- Tesla’s Q4 earnings and guidance lay the foundation for the stock to jump back to $200, Wedbush said Thursday.
- Wedbush also raised its price target to $200, implying 38% upside for Tesla’s stock from Wednesday’s close.
- Tesla’s demand story is “roaring out of the gates” in 2023, analyst Dan Ives said.
Tesla’s shares could recapture the $200 level that’s been elusive for two months, according to Wedbush, which raised its price target after the electric vehicle maker beat fourth-quarter earnings expectations.

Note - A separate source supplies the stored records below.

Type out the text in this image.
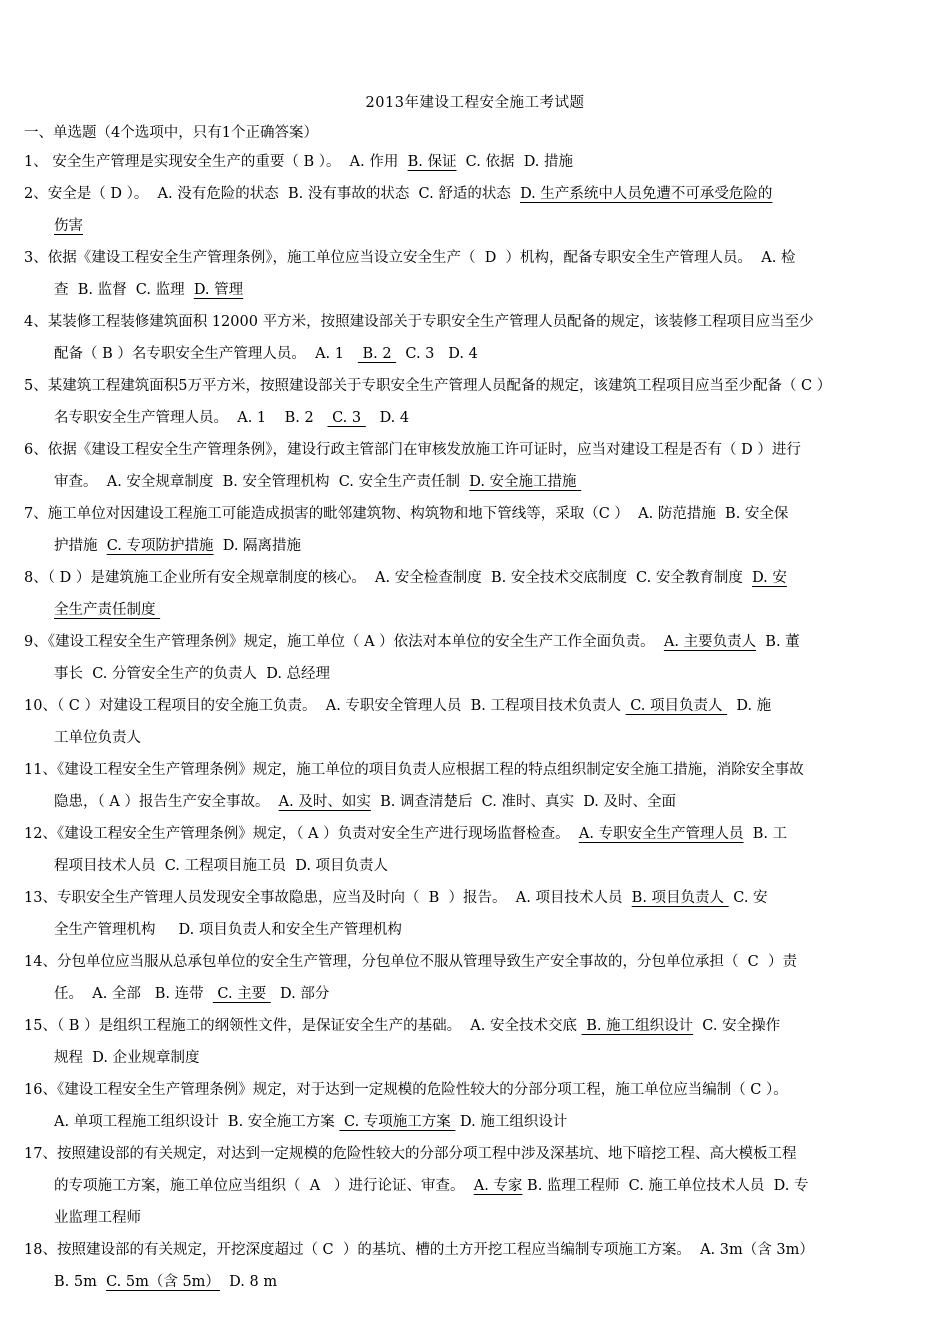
2013年建设工程安全施工考试题
一、单选题（4个选项中，只有1个正确答案）

1、 安全生产管理是实现安全生产的重要（ B ）。  A. 作用  B. 保证  C. 依据  D. 措施

2、安全是（ D ）。  A. 没有危险的状态  B. 没有事故的状态  C. 舒适的状态  D. 生产系统中人员免遭不可承受危险的

伤害

3、依据《建设工程安全生产管理条例》，施工单位应当设立安全生产（  D  ）机构，配备专职安全生产管理人员。  A. 检

查  B. 监督  C. 监理  D. 管理

4、某装修工程装修建筑面积 12000 平方米，按照建设部关于专职安全生产管理人员配备的规定，该装修工程项目应当至少

配备（ B ）名专职安全生产管理人员。  A. 1    B. 2   C. 3   D. 4

5、某建筑工程建筑面积5万平方米，按照建设部关于专职安全生产管理人员配备的规定，该建筑工程项目应当至少配备（ C ）

名专职安全生产管理人员。  A. 1    B. 2    C. 3    D. 4

6、依据《建设工程安全生产管理条例》，建设行政主管部门在审核发放施工许可证时，应当对建设工程是否有（ D ）进行

审查。  A. 安全规章制度  B. 安全管理机构  C. 安全生产责任制  D. 安全施工措施

7、施工单位对因建设工程施工可能造成损害的毗邻建筑物、构筑物和地下管线等，采取（C ）  A. 防范措施  B. 安全保

护措施  C. 专项防护措施  D. 隔离措施

8、（ D ）是建筑施工企业所有安全规章制度的核心。  A. 安全检查制度  B. 安全技术交底制度  C. 安全教育制度  D. 安

全生产责任制度

9、《建设工程安全生产管理条例》规定，施工单位（ A ）依法对本单位的安全生产工作全面负责。  A. 主要负责人  B. 董

事长  C. 分管安全生产的负责人  D. 总经理

10、（ C ）对建设工程项目的安全施工负责。  A. 专职安全管理人员  B. 工程项目技术负责人  C. 项目负责人   D. 施

工单位负责人

11、《建设工程安全生产管理条例》规定，施工单位的项目负责人应根据工程的特点组织制定安全施工措施，消除安全事故

隐患，（ A ）报告生产安全事故。  A. 及时、如实  B. 调查清楚后  C. 准时、真实  D. 及时、全面

12、《建设工程安全生产管理条例》规定，（ A ）负责对安全生产进行现场监督检查。  A. 专职安全生产管理人员  B. 工

程项目技术人员  C. 工程项目施工员  D. 项目负责人

13、专职安全生产管理人员发现安全事故隐患，应当及时向（  B  ）报告。  A. 项目技术人员  B. 项目负责人  C. 安

全生产管理机构     D. 项目负责人和安全生产管理机构

14、分包单位应当服从总承包单位的安全生产管理，分包单位不服从管理导致生产安全事故的，分包单位承担（  C  ）责

任。  A. 全部   B. 连带   C. 主要   D. 部分

15、（ B ）是组织工程施工的纲领性文件，是保证安全生产的基础。  A. 安全技术交底  B. 施工组织设计  C. 安全操作

规程  D. 企业规章制度

16、《建设工程安全生产管理条例》规定，对于达到一定规模的危险性较大的分部分项工程，施工单位应当编制（ C ）。

A. 单项工程施工组织设计  B. 安全施工方案  C. 专项施工方案  D. 施工组织设计

17、按照建设部的有关规定，对达到一定规模的危险性较大的分部分项工程中涉及深基坑、地下暗挖工程、高大模板工程

的专项施工方案，施工单位应当组织（  A   ）进行论证、审查。  A. 专家 B. 监理工程师  C. 施工单位技术人员  D. 专

业监理工程师

18、按照建设部的有关规定，开挖深度超过（ C  ）的基坑、槽的土方开挖工程应当编制专项施工方案。  A. 3m（含 3m）

B. 5m  C. 5m（含 5m）  D. 8 m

Analyst Dan Ives in a Thursday note lifted his Tesla price target to $200 from $175. That implies the shares hold the potential to rise 38% from Wednesday’s close at $144.43. Shares haven’t traded above $200 since early November.
Tesla late Wednesday posted per-share earnings of $1.19, ahead of a Refinitiv consensus forecast of $1.05. CEO Elon Musk said in a call with analysts that its recent price cuts made a “difference” during the quarter.
“[With] Twitter noise starting to dissipate and the demand story roaring out of the gates in 2023 despite a darker macro, we walk away from this call incrementally more bullish on Tesla into 2023,” said Ives.
He also said Musk gave a “hittable/ beatable” delivery target for 2023 that could end up being conservative, given a demand rebound in China following recent price cuts on its Model Y and Model 3 vehicles.
Tesla foresees delivering 1.8 million cars in 2023, up 37% from 1.31 million vehicles in 2022.
“While in the near-term Tesla is sacrificing margins for higher volumes, we view this as the right strategic poker move to put an iron fence around its customer base and fend off growing EV competition coming from Detroit, Europe, and China,” said Ives.
Tesla stock jumped 9% to %157.74 as Thursday trade got underway. The stock slid by 64% in 2022, landing among the 10 worst-performing on the S&P 500.